La société Bred Banque populaire a formé un pourvoi incident éventuel contre le même arrêt.
Les demandeurs au pourvoi principal invoquent, à l'appui de leur recours deux moyens de cassation.
Le demandeur au pourvoi incident éventuel invoque, à l'appui de son recours, un moyen de cassation.
Le dossier a été communiqué au procureur général.
Sur le rapport de Mme Graff-Daudret, conseiller, les observations de la SCP Fabiani, Luc-Thaler et Pinatel, avocat de M. et Mme [Z], de la SARL Boré, Salve de Bruneton et Mégret, avocat de M. [G], de la SCP Thouin-Palat et Boucard, avocat de la société Bred Banque populaire, après débats en l'audience publique du 10 mai 2023 où étaient présents M. Vigneau, président, Mme Graff-Daudret, conseiller rapporteur, M. Mollard, conseiller doyen, et Mme Fornarelli, greffier de chambre,
la chambre commerciale, financière et économique de la Cour de cassation, composée des président et conseillers précités, après en avoir délibéré conformément à la loi, a rendu le présent arrêt.
Faits et procédure
1. Selon l'arrêt attaqué (Paris, 17 mars 2021), par un acte du 25 février 2013, la société Bred Banque populaire (la banque) a consenti un prêt à la société Doli (la société), créée par M. [Z] et Mme [O], son épouse. Par un acte du 7 décembre 2012, M. [Z] s'est rendu caution solidaire du remboursement de ce prêt.
2. Le 8 novembre 2014, M. [Z] a souscrit un second cautionnement, en garantie de tous engagements de la société envers la banque à concurrence d'un certain montant.
3. Par actes sous seing privé du 1er mars 2016, M. et Mme [Z] ont cédé les parts qu'ils détenaient dans le capital de la société. Les contrats ont été rédigés et régularisés par M. [G], expert-comptable de la société.
4. La société ayant été mise en liquidation judiciaire, la banque a assigné M. [Z] en exécution de ses engagements.

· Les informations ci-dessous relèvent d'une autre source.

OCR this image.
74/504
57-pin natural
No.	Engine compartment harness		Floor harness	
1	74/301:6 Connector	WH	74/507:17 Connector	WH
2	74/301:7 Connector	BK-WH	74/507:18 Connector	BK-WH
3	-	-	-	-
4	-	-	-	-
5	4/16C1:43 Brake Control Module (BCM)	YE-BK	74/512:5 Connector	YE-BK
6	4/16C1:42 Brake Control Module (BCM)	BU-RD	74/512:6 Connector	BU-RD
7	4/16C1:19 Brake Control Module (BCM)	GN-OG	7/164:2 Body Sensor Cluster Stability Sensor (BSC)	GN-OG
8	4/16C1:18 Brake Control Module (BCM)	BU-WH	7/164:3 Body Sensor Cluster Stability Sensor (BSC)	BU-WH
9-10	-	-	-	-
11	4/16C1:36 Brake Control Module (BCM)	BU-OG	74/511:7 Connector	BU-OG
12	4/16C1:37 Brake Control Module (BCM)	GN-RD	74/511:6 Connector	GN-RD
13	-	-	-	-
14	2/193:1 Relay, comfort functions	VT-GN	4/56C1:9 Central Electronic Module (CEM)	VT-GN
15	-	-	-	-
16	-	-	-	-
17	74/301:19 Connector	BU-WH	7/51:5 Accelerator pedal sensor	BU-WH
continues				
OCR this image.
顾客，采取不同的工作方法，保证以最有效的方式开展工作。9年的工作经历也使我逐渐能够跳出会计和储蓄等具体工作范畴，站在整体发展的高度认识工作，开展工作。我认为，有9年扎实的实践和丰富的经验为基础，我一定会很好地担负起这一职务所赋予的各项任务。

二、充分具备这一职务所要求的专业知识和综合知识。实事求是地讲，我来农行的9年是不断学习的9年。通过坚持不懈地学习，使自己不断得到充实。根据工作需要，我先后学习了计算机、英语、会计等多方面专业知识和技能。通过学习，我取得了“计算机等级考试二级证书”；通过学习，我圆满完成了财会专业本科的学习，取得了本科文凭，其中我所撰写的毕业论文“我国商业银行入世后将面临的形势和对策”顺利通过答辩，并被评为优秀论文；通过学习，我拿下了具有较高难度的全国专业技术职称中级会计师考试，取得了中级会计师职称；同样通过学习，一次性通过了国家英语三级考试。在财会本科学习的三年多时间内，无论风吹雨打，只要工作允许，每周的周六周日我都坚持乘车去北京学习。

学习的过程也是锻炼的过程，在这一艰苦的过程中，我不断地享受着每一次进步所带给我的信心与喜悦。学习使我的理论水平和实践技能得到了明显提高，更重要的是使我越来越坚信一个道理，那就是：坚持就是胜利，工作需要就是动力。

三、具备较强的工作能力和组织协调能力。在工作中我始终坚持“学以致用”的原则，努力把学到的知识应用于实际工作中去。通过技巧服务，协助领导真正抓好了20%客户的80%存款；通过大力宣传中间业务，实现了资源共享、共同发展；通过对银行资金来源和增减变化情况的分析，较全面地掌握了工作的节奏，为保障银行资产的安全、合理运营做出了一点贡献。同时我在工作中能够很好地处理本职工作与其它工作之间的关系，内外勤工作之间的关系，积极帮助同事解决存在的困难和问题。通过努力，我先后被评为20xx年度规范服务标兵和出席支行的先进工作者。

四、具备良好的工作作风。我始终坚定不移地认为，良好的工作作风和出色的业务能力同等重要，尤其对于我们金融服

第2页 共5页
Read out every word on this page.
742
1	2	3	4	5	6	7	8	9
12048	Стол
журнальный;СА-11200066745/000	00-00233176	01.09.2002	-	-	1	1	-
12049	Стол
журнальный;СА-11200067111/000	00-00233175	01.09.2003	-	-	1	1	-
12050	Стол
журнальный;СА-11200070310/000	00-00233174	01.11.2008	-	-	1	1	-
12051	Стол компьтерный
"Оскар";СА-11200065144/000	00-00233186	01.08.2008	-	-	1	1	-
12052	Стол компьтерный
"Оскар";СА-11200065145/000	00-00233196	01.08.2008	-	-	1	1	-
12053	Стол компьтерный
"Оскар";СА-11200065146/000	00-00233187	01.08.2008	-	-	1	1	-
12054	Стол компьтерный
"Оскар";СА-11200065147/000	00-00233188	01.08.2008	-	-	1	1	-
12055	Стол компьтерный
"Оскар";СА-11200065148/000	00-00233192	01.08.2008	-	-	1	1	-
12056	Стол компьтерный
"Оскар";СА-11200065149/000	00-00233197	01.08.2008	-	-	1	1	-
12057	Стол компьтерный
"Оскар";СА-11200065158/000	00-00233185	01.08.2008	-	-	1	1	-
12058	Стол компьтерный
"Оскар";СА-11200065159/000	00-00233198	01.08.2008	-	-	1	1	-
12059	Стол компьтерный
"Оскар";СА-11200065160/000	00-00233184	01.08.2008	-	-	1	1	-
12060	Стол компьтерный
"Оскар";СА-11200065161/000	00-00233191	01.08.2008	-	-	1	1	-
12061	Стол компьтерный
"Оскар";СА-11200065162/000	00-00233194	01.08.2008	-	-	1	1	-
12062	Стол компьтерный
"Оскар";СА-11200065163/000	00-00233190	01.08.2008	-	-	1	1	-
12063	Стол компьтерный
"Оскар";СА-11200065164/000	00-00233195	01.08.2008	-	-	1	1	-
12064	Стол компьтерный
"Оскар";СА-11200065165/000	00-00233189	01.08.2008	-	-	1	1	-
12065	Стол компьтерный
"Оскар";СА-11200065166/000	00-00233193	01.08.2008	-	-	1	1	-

5. M. et Mme [Z], cette dernière intervenant volontairement à l'instance, ont assigné M. [G] en intervention forcée aux fins de voir retenir sa responsabilité civile, en qualité de rédacteur des actes de cessions, pour manquement à ses devoirs d'information, de conseil et de mise en garde.
Examen des moyens
Sur le premier moyen du pourvoi principal
Enoncé du moyen
6. M. et Mme [Z] font grief à l'arrêt de condamner Mme [Z], in solidum avec son mari et M. [G], à payer à la banque les sommes allouées par le tribunal dans la limite de 25 % de leur montant en principal et intérêts, ces derniers étant capitalisés dans les termes ordonnés, alors :
« 1° / que le juge doit faire observer et observer lui-même le principe de la contradiction ; qu'il ne peut relever d'office un moyen de droit sans avoir, au préalable, invité les parties à présenter leurs observations ; qu'en relevant d'office le moyen tiré de l'autorité de la chose jugée de la condamnation in solidum de Mme [Z] prononcée au profit de la banque, sans avoir invité les parties à présenter préalablement leurs observations, la cour d'appel a violé l'article 16 du code de procédure civile ;
2°/ que le juge doit se prononcer sur tout ce qui est demandé et seulement sur ce qui est demandé ; qu'en relevant que les premiers juges ont statué au-delà de la demande de la banque, qui n'avait dirigé ses demandes que contre M. [Z] en l'absence d'engagement de caution souscrit par son épouse, tout en condamnant Mme [Z], in solidum avec son mari et M. [G], au paiement de 25 % des sommes dues à la banque, la cour d'appel n'a pas tiré les conséquences légales de ses propres constatations et violé l'article 5 du code de procédure civile ;
3°/ que l'erreur matérielle qui affecte un jugement, même passé en force de chose jugée, peut toujours être réparée par la juridiction à laquelle il est déféré et que le juge peut s'en saisir d'office ; qu'en relevant que, même si les premiers juges ont statué au-delà de la demande de la banque, qui n'avait dirigé ses demandes que contre M. [Z] en l'absence d'engagement de caution souscrit par son épouse, cette disposition a l'autorité de la chose jugée dès lors qu'aucune des parties ne critique la condamnation de Mme [Z] prononcée à tort au profit de la banque, quand cette condamnation procède d'une erreur matérielle que la cour d'appel pouvait rectifier elle-même, la cour d'appel a violé l'article 462 du code de procédure civile par refus d'application ;
4°/ que tout jugement doit être motivé à peine de nullité ; que la contradiction entre les motifs et le dispositif équivaut à un défaut de motifs ; qu'en relevant, dans ses motifs, que "la perte de chance d'épargner à M. [Z] la mise en oeuvre de son cautionnement doit être évaluée à 25 % des sommes dues à la banque" et en condamnant, dans son dispositif, Mme [Z], in solidum avec M. [Z] et M. [G], à payer à la banque les sommes allouées par le tribunal dans la limite de 25 % de leur montant, la cour d'appel a entaché sa décision d'une contradiction de motifs et violé l'article 455 du code de procédure civile. »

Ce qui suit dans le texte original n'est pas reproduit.